Wells made his comments on Fox News Radio’s "The Brian Kilmeade Show" on Thursday. He was highly critical of MLB Commission Rob Manfred’s decision to move the game out of Atlanta in protest of Georgia’s new election reform law.
"I’ve had a lot of dealings with Rob Manfred back in my playing days, and I never liked the guy," Wells said. "I thought he was a bit odd. To me, how do you change the game, the dynamics, and hurt a city like Atlanta that really needs some income in that situation? I mean, Atlanta’s a great place to play baseball."
As a result of the MLB’s decision to move the game from Georgia to Colorado, Wells said he has pulled away from baseball.
"I don’t watch baseball anymore, Brian," he said. "I refuse to watch it because of this. I don’t want no part of it, and this was my life ... For me not to want to go to a baseball game or even watch, it kills me, because I don’t put up with that kind of crap, and I don’t condone it."
Wells pitched a perfect game as a Yankee and is a two-time World Series champion pitcher, according to the New York Post.
And former President Donald Trump told Newsmax TV on Tuesday that there should be a boycott of the league for abandoning Georgia.
"I would say boycott baseball, why not," Trump told Heather Childers on "American Agenda."
"Now they’ve moved the All-Star Game because they thought the bill was too tough when it’s not," he said.
Trump added: "I think a lot of people are giving up on baseball anyway ... they shouldn’t be hurting the people of Georgia."

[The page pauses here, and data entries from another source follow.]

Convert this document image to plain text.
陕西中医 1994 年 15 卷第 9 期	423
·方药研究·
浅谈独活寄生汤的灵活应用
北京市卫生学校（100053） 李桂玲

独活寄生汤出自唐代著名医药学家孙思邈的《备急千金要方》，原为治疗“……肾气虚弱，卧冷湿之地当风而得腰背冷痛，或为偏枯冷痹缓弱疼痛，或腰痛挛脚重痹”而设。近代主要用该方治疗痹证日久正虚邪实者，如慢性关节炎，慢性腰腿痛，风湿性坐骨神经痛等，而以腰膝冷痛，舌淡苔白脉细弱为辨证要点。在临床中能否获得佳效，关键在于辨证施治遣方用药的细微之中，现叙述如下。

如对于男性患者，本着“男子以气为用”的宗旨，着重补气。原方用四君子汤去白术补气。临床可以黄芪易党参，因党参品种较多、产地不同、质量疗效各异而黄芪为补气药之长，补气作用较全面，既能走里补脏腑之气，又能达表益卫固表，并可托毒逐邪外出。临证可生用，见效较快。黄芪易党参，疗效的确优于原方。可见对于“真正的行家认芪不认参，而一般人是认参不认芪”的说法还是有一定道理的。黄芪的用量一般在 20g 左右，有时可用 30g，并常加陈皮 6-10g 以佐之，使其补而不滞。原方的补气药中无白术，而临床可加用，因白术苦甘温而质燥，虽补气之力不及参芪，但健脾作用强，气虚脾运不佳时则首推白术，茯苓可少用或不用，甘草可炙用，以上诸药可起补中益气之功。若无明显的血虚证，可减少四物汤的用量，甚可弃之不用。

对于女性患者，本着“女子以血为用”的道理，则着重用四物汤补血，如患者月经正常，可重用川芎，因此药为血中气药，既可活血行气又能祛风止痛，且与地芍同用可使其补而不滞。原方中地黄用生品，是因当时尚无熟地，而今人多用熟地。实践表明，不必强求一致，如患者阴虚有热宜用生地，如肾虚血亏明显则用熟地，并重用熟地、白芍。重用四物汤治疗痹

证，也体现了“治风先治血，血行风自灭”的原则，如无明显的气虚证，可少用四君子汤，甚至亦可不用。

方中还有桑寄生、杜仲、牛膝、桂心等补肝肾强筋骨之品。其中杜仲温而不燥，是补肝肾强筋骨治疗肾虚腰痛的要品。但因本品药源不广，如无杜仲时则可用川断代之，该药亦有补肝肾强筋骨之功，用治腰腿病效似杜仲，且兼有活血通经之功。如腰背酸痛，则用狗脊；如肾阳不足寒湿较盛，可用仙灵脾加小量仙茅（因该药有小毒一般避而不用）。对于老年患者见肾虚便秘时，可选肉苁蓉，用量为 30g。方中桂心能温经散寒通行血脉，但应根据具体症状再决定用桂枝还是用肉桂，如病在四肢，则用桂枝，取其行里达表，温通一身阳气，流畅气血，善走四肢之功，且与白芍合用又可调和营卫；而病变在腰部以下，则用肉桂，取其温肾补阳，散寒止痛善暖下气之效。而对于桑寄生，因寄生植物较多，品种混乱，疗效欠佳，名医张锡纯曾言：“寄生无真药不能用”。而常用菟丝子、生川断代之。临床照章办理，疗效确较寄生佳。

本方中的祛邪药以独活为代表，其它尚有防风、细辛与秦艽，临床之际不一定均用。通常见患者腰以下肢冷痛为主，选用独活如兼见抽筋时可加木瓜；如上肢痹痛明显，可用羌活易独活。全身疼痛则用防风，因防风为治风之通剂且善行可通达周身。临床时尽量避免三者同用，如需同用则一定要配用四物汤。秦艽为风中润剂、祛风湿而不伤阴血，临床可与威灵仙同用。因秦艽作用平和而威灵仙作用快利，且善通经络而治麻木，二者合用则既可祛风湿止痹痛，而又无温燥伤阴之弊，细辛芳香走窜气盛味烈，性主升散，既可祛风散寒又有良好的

And former baseball Commissioner Fay Vincent says Manfred made "a serious mistake" by rushing to move the All-Star game out of Atlanta.
"Major League Baseball decided last week to move the All-Star Game out of Atlanta after the Georgia Legislature passed changes to the state’s voting laws that many, including President (Joe) Biden, called racist," he said in a column posted by The Wall Street Journal on Tuesday.
"Activists urged Commissioner Robert Manfred to punish Georgia. By rushing to do so without first protesting the substance of the law, Mr. Manfred made a serious mistake."
And Vincent added: "The midsummer All-Star Game is an exhibition that benefits only the city where it’s played. The players will get paid no matter where the game takes place. MLB will get the same television revenue. The only people hurt by Mr. Manfred’s decision will be Atlanta’s stadium workers and local vendors.